Março azul-marinho e a prevenção do câncer colorretal

Março azul-marinho e a prevenção do câncer colorretal

O câncer colorretal é um tipo de câncer que afeta o cólon e o reto, partes finais do intestino grosso. Segundo o Instituto Nacional de Câncer (INCA), essa doença está entre as mais comuns no Brasil, tanto em homens quanto em mulheres.

Essa condição geralmente se desenvolve a partir de pólipos — pequenas lesões benignas que podem ser identificadas e removidas precocemente, prevenindo a progressão para o câncer.

A importância da campanha março azul-marinho

O mês de março é dedicado ao alerta e à conscientização sobre o câncer colorretal, iniciativa conhecida como março azul-marinho. O objetivo da campanha é informar a população sobre a prevenção, os sinais da doença e a importância do diagnóstico precoce, uma vez que as chances de cura são significativamente maiores quando o câncer é detectado em estágios iniciais.

Causas e fatores de risco do câncer colorretal

O desenvolvimento do câncer colorretal está associado a diversos fatores de risco, incluindo:

  • histórico familiar da doença;
  • idade avançada, geralmente acima dos 50 anos;
  • dieta rica em gorduras e pobre em fibras;
  • consumo excessivo de bebidas alcoólicas e tabagismo;
  • obesidade e sedentarismo;
  • doenças inflamatórias intestinais, como retocolite ulcerativa e doença de Crohn.

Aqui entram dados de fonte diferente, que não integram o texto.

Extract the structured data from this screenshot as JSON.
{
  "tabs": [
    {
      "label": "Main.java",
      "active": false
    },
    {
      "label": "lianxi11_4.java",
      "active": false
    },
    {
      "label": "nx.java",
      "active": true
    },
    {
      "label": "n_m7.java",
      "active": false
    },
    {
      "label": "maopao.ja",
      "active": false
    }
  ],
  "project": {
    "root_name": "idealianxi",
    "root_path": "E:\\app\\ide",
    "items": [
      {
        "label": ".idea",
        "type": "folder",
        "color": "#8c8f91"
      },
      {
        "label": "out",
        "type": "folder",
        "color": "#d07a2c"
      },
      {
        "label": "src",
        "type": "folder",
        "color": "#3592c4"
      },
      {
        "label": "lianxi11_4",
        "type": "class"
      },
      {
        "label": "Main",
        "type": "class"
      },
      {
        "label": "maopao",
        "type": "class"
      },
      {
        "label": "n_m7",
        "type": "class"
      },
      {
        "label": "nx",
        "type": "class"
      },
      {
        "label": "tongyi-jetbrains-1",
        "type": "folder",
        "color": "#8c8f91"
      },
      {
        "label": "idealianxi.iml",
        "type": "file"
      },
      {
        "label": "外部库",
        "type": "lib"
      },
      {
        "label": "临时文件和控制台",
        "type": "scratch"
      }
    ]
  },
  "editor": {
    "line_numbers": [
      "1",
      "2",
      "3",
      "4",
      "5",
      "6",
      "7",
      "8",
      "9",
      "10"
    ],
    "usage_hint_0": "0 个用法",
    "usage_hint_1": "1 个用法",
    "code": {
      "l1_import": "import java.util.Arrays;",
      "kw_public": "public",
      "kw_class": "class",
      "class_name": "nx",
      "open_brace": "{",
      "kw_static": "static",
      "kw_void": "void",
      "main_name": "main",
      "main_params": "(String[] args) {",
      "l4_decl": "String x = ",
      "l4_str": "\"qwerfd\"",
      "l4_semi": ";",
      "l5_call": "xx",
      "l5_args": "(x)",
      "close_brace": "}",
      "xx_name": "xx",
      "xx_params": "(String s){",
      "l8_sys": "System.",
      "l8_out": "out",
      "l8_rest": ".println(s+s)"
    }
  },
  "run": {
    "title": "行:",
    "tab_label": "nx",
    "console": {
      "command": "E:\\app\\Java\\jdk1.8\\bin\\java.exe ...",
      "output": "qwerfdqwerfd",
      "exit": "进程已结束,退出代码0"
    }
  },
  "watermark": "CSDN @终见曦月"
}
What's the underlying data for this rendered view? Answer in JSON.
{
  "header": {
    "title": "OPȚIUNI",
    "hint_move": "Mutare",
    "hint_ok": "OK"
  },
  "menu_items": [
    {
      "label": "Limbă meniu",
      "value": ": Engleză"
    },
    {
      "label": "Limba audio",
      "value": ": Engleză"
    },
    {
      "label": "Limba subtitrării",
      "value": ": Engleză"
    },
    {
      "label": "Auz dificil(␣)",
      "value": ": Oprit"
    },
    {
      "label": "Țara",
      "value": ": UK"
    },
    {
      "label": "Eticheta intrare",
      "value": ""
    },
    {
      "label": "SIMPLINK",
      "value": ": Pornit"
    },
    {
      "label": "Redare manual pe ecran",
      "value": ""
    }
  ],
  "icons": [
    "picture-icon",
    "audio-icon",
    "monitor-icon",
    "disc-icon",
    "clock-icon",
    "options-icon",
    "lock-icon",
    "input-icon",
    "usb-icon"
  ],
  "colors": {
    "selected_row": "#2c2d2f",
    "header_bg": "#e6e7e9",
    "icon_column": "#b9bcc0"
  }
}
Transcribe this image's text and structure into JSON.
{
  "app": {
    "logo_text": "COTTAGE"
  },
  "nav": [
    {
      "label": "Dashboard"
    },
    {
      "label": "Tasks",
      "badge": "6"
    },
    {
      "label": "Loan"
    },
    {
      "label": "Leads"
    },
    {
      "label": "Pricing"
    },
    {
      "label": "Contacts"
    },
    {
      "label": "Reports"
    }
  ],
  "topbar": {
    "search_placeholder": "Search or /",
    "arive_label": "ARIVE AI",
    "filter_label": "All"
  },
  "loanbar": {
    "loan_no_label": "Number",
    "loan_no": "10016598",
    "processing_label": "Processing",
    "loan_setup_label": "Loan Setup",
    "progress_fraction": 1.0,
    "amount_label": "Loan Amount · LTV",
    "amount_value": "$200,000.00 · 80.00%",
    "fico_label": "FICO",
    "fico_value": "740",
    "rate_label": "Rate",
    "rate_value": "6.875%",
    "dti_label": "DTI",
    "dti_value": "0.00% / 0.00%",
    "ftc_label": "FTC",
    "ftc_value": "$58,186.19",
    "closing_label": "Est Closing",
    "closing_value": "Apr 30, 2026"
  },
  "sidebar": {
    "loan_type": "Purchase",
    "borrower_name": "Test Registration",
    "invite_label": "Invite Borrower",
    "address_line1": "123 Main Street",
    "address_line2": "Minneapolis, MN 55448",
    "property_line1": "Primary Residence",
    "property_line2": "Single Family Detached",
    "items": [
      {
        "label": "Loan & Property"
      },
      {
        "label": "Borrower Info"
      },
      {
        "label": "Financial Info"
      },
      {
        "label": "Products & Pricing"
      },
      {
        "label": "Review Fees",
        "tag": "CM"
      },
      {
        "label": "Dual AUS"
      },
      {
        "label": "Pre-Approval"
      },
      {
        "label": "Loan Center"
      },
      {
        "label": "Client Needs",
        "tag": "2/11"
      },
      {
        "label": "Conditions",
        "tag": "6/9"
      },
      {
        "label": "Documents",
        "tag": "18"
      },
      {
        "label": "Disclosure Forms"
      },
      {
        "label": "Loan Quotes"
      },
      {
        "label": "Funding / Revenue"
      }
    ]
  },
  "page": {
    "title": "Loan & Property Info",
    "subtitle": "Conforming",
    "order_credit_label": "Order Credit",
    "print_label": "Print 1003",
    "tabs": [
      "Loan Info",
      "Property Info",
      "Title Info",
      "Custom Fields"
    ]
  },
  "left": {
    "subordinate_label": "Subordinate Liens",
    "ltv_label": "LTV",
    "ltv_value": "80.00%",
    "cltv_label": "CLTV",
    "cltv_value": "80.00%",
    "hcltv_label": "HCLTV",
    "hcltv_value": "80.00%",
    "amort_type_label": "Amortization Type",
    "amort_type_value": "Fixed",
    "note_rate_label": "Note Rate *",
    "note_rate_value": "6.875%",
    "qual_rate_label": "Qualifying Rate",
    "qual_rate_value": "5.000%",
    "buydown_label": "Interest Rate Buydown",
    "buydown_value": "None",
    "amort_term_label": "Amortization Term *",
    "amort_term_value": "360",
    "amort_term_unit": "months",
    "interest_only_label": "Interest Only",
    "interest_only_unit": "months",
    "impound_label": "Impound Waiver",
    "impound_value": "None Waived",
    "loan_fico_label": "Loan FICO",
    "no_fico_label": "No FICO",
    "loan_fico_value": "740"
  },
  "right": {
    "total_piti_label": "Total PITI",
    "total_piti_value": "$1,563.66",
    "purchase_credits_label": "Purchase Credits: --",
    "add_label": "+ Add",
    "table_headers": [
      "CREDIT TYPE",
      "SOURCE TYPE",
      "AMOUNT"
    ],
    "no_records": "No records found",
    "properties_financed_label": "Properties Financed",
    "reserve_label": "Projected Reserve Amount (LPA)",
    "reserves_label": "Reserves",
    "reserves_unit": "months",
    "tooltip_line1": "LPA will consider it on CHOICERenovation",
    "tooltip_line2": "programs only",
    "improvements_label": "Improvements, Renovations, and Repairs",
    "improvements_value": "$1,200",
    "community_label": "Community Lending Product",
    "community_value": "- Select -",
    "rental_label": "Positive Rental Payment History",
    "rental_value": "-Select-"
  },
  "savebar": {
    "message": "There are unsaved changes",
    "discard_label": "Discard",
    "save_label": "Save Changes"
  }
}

Esses fatores aumentam a probabilidade de surgimento de pólipos e alterações celulares no cólon e no reto.

Sinais e sintomas que devem ser observados

O câncer colorretal pode ser silencioso em seus estágios iniciais. No entanto, alguns sinais merecem atenção e devem ser investigados:

  • sangramento retal ou presença de sangue nas fezes;
  • alterações no hábito intestinal, como diarreia ou constipação persistentes;
  • sensação de evacuação incompleta;
  • dor abdominal e desconforto prolongados;
  • perda de peso inexplicada e fadiga.

Ao perceber qualquer um desses sintomas, é fundamental procurar um médico para avaliação e realização de exames complementares.

Prevenção: hábitos saudáveis para reduzir o risco

A prevenção do câncer colorretal pode ser fortalecida por meio da adoção de hábitos saudáveis:

  • alimentação balanceada, com consumo regular de frutas, verduras, legumes e fibras;
  • prática frequente de atividade física, contribuindo para o controle do peso e o bom funcionamento intestinal;
  • evitar o tabagismo e o consumo excessivo de álcool;
  • realizar exames preventivos — a colonoscopia é considerada o principal exame para detecção precoce;
  • manter acompanhamento médico, especialmente em caso de histórico familiar.

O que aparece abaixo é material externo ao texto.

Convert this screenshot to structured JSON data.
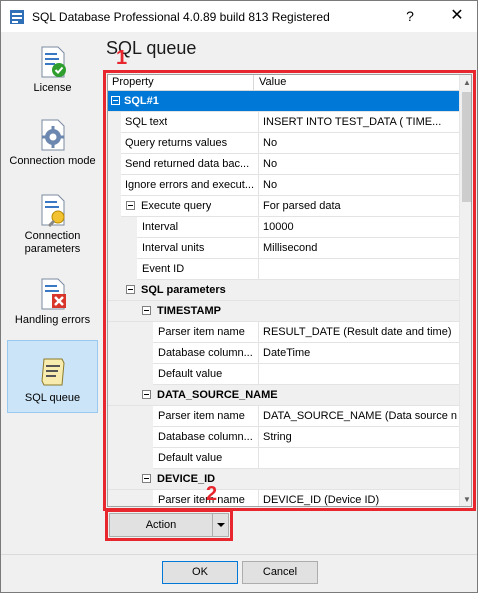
{
  "window": {
    "title": "SQL Database Professional 4.0.89 build 813 Registered",
    "help": "?",
    "close": "✕"
  },
  "sidebar": {
    "items": [
      {
        "label": "License",
        "icon": "license-icon"
      },
      {
        "label": "Connection mode",
        "icon": "connection-mode-icon"
      },
      {
        "label": "Connection parameters",
        "icon": "connection-parameters-icon"
      },
      {
        "label": "Handling errors",
        "icon": "handling-errors-icon"
      },
      {
        "label": "SQL queue",
        "icon": "sql-queue-icon",
        "selected": true
      }
    ]
  },
  "page": {
    "title": "SQL queue"
  },
  "grid": {
    "header": {
      "property": "Property",
      "value": "Value"
    },
    "rows": [
      {
        "name": "SQL#1",
        "value": "",
        "kind": "category-selected"
      },
      {
        "name": "SQL text",
        "value": "INSERT INTO TEST_DATA (    TIME..."
      },
      {
        "name": "Query returns values",
        "value": "No"
      },
      {
        "name": "Send returned data bac...",
        "value": "No"
      },
      {
        "name": "Ignore errors and execut...",
        "value": "No"
      },
      {
        "name": "Execute query",
        "value": "For parsed data"
      },
      {
        "name": "Interval",
        "value": "10000"
      },
      {
        "name": "Interval units",
        "value": "Millisecond"
      },
      {
        "name": "Event ID",
        "value": ""
      },
      {
        "name": "SQL parameters",
        "value": ""
      },
      {
        "name": "TIMESTAMP",
        "value": ""
      },
      {
        "name": "Parser item name",
        "value": "RESULT_DATE (Result date and time)"
      },
      {
        "name": "Database column...",
        "value": "DateTime"
      },
      {
        "name": "Default value",
        "value": ""
      },
      {
        "name": "DATA_SOURCE_NAME",
        "value": ""
      },
      {
        "name": "Parser item name",
        "value": "DATA_SOURCE_NAME (Data source n..."
      },
      {
        "name": "Database column...",
        "value": "String"
      },
      {
        "name": "Default value",
        "value": ""
      },
      {
        "name": "DEVICE_ID",
        "value": ""
      },
      {
        "name": "Parser item name",
        "value": "DEVICE_ID (Device ID)"
      }
    ]
  },
  "callouts": {
    "one": "1",
    "two": "2"
  },
  "action": {
    "label": "Action"
  },
  "buttons": {
    "ok": "OK",
    "cancel": "Cancel"
  },
  "colors": {
    "accent": "#0078d7",
    "callout": "#e8262e",
    "selected_sidebar": "#cce4f7"
  }
}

Essas recomendações são reforçadas por entidades internacionais de saúde, como a OMS.

O papel do diagnóstico precoce e do tratamento

Quando identificado precocemente, o câncer colorretal apresenta altas taxas de tratamento eficaz e sobrevida. Por isso, exames de rastreamento são essenciais, principalmente para pessoas acima dos 50 anos ou que possuam fatores de risco.

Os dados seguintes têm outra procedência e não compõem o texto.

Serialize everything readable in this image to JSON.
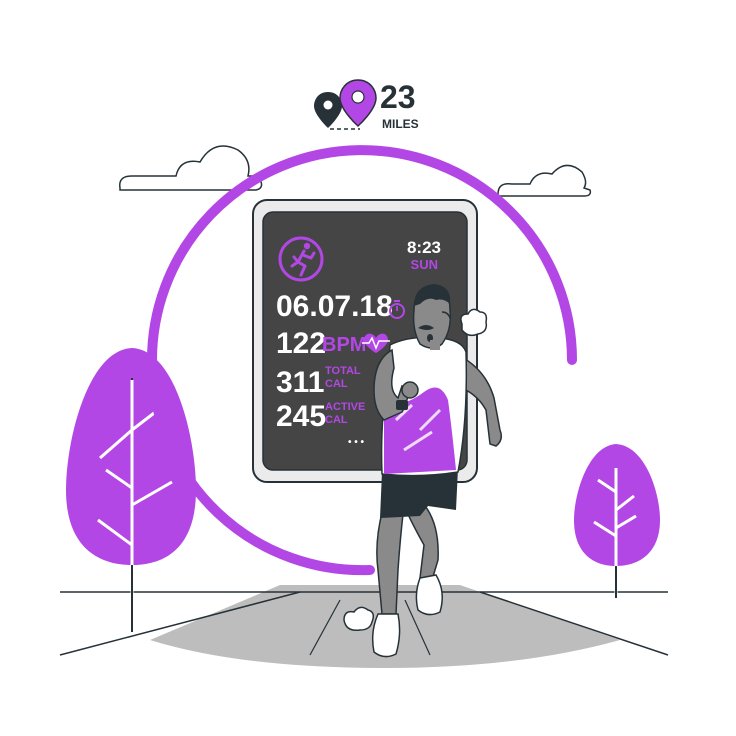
{
  "distance": {
    "value": "23",
    "unit": "MILES"
  },
  "watch": {
    "time": "8:23",
    "day": "SUN",
    "duration": "06.07.18",
    "heart_rate": {
      "value": "122",
      "unit": "BPM"
    },
    "total_cal": {
      "value": "311",
      "label_line1": "TOTAL",
      "label_line2": "CAL"
    },
    "active_cal": {
      "value": "245",
      "label_line1": "ACTIVE",
      "label_line2": "CAL"
    },
    "more": "• • •"
  },
  "colors": {
    "accent": "#B347E5",
    "dark": "#263238",
    "screen": "#454545",
    "bezel": "#EBEBEB",
    "grey": "#8A8A8A",
    "white": "#FFFFFF"
  },
  "icons": [
    "location-pin-icon",
    "runner-icon",
    "stopwatch-icon",
    "heart-rate-icon"
  ]
}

Os tratamentos variam conforme o estágio da doença e podem incluir cirurgia, quimioterapia e radioterapia. Em muitos casos, o paciente conta com o suporte de uma equipe multidisciplinar, garantindo um cuidado mais completo e maior qualidade de vida durante o tratamento.

Como a vence onco pode ajudar na prevenção e no tratamento

A Vence Onco é especializada no cuidado integral de pacientes com câncer, atuando desde a prevenção e o diagnóstico até o tratamento e o acompanhamento contínuo. A instituição oferece atendimento personalizado, tecnologia avançada e suporte humanizado para pacientes com câncer colorretal.

Entenda a importância de participar do março azul-marinho

Participar do março azul-marinho significa estar mais atento à própria saúde, compartilhar informações confiáveis e incentivar a prevenção. Quanto maior o acesso ao conhecimento sobre riscos, sintomas e hábitos preventivos, maiores são as chances de reduzir a incidência e a mortalidade associadas ao câncer colorretal no Brasil.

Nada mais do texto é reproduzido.